EXCLUSIVE: Oil and gas cyber attacks could be state-sponsored

20 December 2018
Expert says latest Shamoon cyber attack aimed to disrupt targets’ operations

The recent cyber attacks targeting the Middle East servers of UK-based Petrofac and Italian firm Saipem could be state-sponsored, a threat researcher tells MEED.

“Based on our analysis, there are indications that the attacks are quite possibly state-sponsored,” says Dick O’Brien, threat researcher at US-based Symantec.

While the latest attacks originated from a server in Chennai in India, O’Brien said it is likely that the perpetrators only managed to stage the attack from that vulnerable server; and that the perpetrators’ actual origin will never be determined.

The executive also said that it is extremely difficult to determine the factors that contributed to the latest resurgence of the Shamoon virus although the motives of whoever is behind the attacks are clear. “They want to cause a major disruption to the targets,” O’Brien explains.

“It is hard to read into it too much, but clearly disruption is the main goal… a lot of work is required to restore computers and back-ups.”

State-sponsored threat is a term describing government support of a non-state entity to conduct acts of terrorism, which include cyber attacks.
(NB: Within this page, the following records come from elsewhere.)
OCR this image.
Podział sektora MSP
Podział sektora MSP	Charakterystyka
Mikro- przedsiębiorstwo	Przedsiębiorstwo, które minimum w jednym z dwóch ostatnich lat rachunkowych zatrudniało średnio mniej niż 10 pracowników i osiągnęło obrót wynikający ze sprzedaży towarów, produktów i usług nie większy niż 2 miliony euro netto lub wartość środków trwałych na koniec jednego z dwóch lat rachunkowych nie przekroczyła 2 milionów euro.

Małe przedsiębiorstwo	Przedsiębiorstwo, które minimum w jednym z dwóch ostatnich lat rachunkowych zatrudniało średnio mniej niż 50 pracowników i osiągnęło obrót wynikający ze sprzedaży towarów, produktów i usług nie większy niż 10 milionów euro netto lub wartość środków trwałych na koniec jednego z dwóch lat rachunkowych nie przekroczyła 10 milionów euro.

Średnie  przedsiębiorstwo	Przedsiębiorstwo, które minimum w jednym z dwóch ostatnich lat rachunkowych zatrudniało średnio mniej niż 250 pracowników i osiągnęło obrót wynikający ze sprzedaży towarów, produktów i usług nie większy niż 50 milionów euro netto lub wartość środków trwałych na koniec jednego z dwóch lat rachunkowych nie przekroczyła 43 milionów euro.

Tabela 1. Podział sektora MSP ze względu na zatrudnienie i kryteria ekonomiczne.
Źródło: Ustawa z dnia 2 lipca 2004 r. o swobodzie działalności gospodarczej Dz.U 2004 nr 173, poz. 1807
Symantec said in a report on 18 December that the cyber attacks used a deadlier version of Shamoon malware, which wiped out thousands of disks at oil giant Saudi Aramco in 2012.
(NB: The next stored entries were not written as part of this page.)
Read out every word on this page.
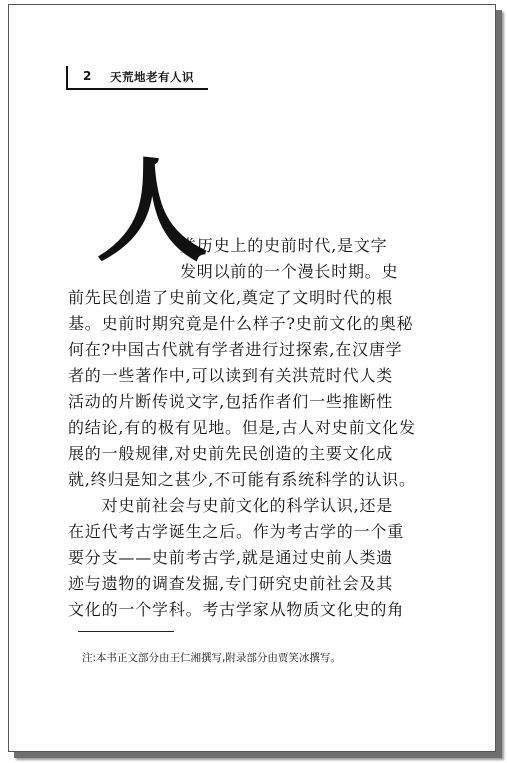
2 天荒地老有人识
人
类历史上的史前时代,是文字
发明以前的一个漫长时期。史
前先民创造了史前文化,奠定了文明时代的根
基。史前时期究竟是什么样子?史前文化的奥秘
何在?中国古代就有学者进行过探索,在汉唐学
者的一些著作中,可以读到有关洪荒时代人类
活动的片断传说文字,包括作者们一些推断性
的结论,有的极有见地。但是,古人对史前文化发
展的一般规律,对史前先民创造的主要文化成
就,终归是知之甚少,不可能有系统科学的认识。
　　对史前社会与史前文化的科学认识,还是
在近代考古学诞生之后。作为考古学的一个重
要分支——史前考古学,就是通过史前人类遗
迹与遗物的调查发掘,专门研究史前社会及其
文化的一个学科。考古学家从物质文化史的角
注:本书正文部分由王仁湘撰写,附录部分由贾笑冰撰写。
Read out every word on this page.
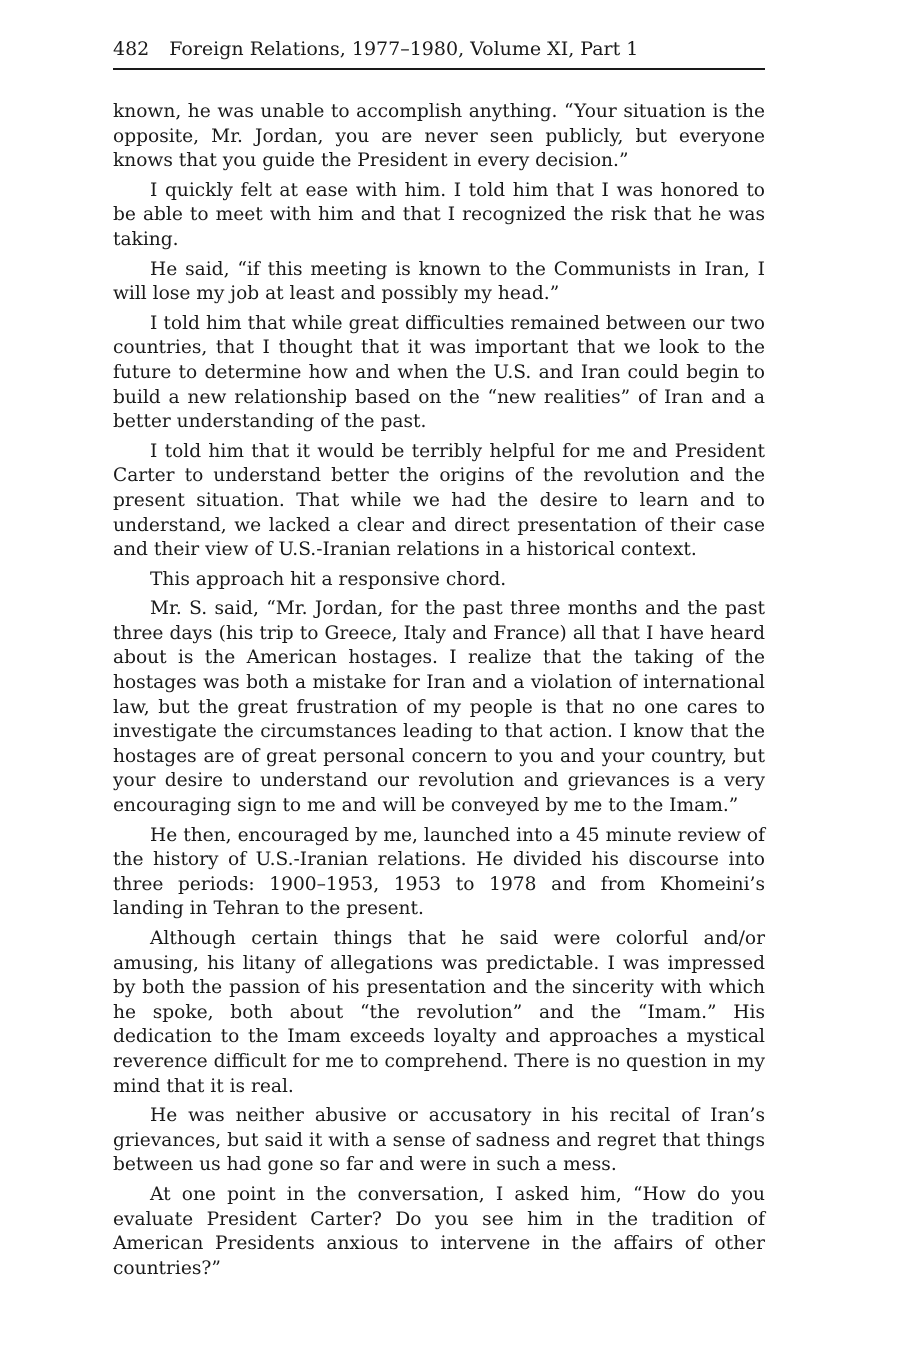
482 Foreign Relations, 1977–1980, Volume XI, Part 1

known, he was unable to accomplish anything. “Your situation is the opposite, Mr. Jordan, you are never seen publicly, but everyone knows that you guide the President in every decision.”

I quickly felt at ease with him. I told him that I was honored to be able to meet with him and that I recognized the risk that he was taking.

He said, “if this meeting is known to the Communists in Iran, I will lose my job at least and possibly my head.”

I told him that while great difficulties remained between our two countries, that I thought that it was important that we look to the future to determine how and when the U.S. and Iran could begin to build a new relationship based on the “new realities” of Iran and a better understanding of the past.

I told him that it would be terribly helpful for me and President Carter to understand better the origins of the revolution and the present situation. That while we had the desire to learn and to understand, we lacked a clear and direct presentation of their case and their view of U.S.-Iranian relations in a historical context.

This approach hit a responsive chord.

Mr. S. said, “Mr. Jordan, for the past three months and the past three days (his trip to Greece, Italy and France) all that I have heard about is the American hostages. I realize that the taking of the hostages was both a mistake for Iran and a violation of international law, but the great frustration of my people is that no one cares to investigate the circumstances leading to that action. I know that the hostages are of great personal concern to you and your country, but your desire to understand our revolution and grievances is a very encouraging sign to me and will be conveyed by me to the Imam.”

He then, encouraged by me, launched into a 45 minute review of the history of U.S.-Iranian relations. He divided his discourse into three periods: 1900–1953, 1953 to 1978 and from Khomeini’s landing in Tehran to the present.

Although certain things that he said were colorful and/or amusing, his litany of allegations was predictable. I was impressed by both the passion of his presentation and the sincerity with which he spoke, both about “the revolution” and the “Imam.” His dedication to the Imam exceeds loyalty and approaches a mystical reverence difficult for me to comprehend. There is no question in my mind that it is real.

He was neither abusive or accusatory in his recital of Iran’s grievances, but said it with a sense of sadness and regret that things between us had gone so far and were in such a mess.

At one point in the conversation, I asked him, “How do you evaluate President Carter? Do you see him in the tradition of American Presidents anxious to intervene in the affairs of other countries?”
The latest re-emergence of the virus, last detected in 2016, involves a new wiper, Trojan.Filerase, that deletes files from infected computers before the Shamoon malware wipes the master boot record.

“[Trojan.Filerase] will delete and overwrite files on the infected computer. Shamoon itself will meanwhile erase the master boot record of the computer, rendering it unusable,” Symantec said.

“While a computer infected by Shamoon could be unusable, files on the hard disk may be forensically recoverable. However, if the files are first wiped by the Filerase malware, recovery becomes impossible.”

According to Symantec, one of the new Shamoon victims, an organisation based in Saudi Arabia, was recently also attacked by another group Symantec calls Elfin (APT33), after being infected with the Stonedrill malware (Trojan.Stonedrill).

“There were additional attacks against this organisation in 2018 that may have been related to Elfin or could have been the work of yet another group,” Symantec said.

The firm added that the proximity of the Elfin and the Shamoon attacks against this organisation means it is possible the two incidents are linked.

Both Saipem and Petrofac have said they did not sustain any data loss from the cyber attacks, which MEED understands is possible only if they managed to back-up all important files right before the attack was staged.